As of a recent email, Chase has announced a schedule that would add 240-280 minutes per week, of school time in the next semester. This will give students more time to learn with their teachers, and further prevent falling behind.

Chase had many reasons to change and improve upon the schedule.

Making these changes attempts to balance the desire for more instructional time with the mental wellness needs of students.” Chase wrote in an email to students in early January. “[The schedule can] maintain consistent routine for families [and] use online time to increase instruction without requiring students to be in front of a screen 6-8 hours every day.”

Many schools in the area also resumed in-person instruction as of the second week after winter break, but staffing has been a struggle.

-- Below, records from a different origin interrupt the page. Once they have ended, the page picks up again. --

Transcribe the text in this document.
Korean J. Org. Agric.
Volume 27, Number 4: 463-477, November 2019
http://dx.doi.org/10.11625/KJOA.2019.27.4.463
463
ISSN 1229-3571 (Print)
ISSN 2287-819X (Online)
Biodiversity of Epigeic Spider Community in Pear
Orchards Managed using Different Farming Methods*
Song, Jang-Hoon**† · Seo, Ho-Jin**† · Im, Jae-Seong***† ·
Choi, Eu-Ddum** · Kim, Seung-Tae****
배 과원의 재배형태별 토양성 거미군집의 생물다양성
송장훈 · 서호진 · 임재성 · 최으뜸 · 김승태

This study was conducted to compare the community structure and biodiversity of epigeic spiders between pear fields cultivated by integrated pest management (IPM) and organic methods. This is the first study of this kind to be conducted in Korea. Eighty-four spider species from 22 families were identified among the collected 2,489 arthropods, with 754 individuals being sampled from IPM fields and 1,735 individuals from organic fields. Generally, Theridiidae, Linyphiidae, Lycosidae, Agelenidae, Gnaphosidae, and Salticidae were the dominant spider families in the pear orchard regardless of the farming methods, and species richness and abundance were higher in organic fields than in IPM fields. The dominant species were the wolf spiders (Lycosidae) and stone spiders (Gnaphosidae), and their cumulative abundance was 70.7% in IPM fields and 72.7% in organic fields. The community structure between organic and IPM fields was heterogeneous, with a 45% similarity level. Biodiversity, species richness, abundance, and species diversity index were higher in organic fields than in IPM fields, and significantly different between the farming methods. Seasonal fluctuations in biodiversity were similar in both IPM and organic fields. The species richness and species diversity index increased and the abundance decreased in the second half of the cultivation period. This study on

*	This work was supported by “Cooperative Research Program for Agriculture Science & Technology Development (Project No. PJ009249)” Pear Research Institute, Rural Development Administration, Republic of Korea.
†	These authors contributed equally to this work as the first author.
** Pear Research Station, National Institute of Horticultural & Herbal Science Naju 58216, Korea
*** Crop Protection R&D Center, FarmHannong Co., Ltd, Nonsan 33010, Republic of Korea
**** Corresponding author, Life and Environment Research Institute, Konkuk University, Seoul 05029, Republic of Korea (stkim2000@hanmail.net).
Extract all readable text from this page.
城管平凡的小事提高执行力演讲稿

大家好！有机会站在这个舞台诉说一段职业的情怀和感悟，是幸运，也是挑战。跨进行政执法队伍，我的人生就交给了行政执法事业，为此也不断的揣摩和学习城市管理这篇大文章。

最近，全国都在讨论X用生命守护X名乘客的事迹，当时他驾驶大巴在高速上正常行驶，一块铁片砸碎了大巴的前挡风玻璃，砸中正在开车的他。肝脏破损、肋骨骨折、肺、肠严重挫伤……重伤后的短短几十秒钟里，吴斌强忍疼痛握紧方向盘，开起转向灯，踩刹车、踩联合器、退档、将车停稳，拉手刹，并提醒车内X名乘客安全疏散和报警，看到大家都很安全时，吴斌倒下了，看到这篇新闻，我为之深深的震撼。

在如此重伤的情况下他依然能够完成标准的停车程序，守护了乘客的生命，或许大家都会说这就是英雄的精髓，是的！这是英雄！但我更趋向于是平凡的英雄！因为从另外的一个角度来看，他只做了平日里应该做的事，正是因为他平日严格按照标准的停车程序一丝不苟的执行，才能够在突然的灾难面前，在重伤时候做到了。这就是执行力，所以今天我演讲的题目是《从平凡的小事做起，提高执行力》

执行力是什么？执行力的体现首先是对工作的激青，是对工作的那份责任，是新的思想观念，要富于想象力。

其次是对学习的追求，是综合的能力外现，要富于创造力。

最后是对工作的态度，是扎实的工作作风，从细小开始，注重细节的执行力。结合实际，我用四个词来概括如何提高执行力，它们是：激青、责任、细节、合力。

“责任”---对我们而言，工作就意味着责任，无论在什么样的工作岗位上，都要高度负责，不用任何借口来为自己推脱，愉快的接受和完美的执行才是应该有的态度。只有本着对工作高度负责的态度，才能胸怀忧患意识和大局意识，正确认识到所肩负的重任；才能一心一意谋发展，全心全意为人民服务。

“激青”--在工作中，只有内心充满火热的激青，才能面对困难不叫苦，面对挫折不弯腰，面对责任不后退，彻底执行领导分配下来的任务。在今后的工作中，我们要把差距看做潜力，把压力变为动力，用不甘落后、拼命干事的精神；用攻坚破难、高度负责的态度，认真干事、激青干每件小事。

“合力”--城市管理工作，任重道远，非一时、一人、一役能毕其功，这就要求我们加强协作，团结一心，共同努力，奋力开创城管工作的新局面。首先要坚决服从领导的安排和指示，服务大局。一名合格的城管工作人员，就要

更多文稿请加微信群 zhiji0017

“If it comes down to it, we may have to close a building or classrooms or things like that, based on our staffing needs,” Solon Superintendent Fred Bolden told

Finding a balance was an important consideration for Chase.

“We need to get you guys some more instruction,” he said. “…but I do not want to overwhelm you and impact mental health.”

Solon administration also addressed this need for balance.

Our plans this year have always been about striking the balance of safety, learning and the social-emotional well being of our students, families and staff,” they wrote to families on Nov. 20.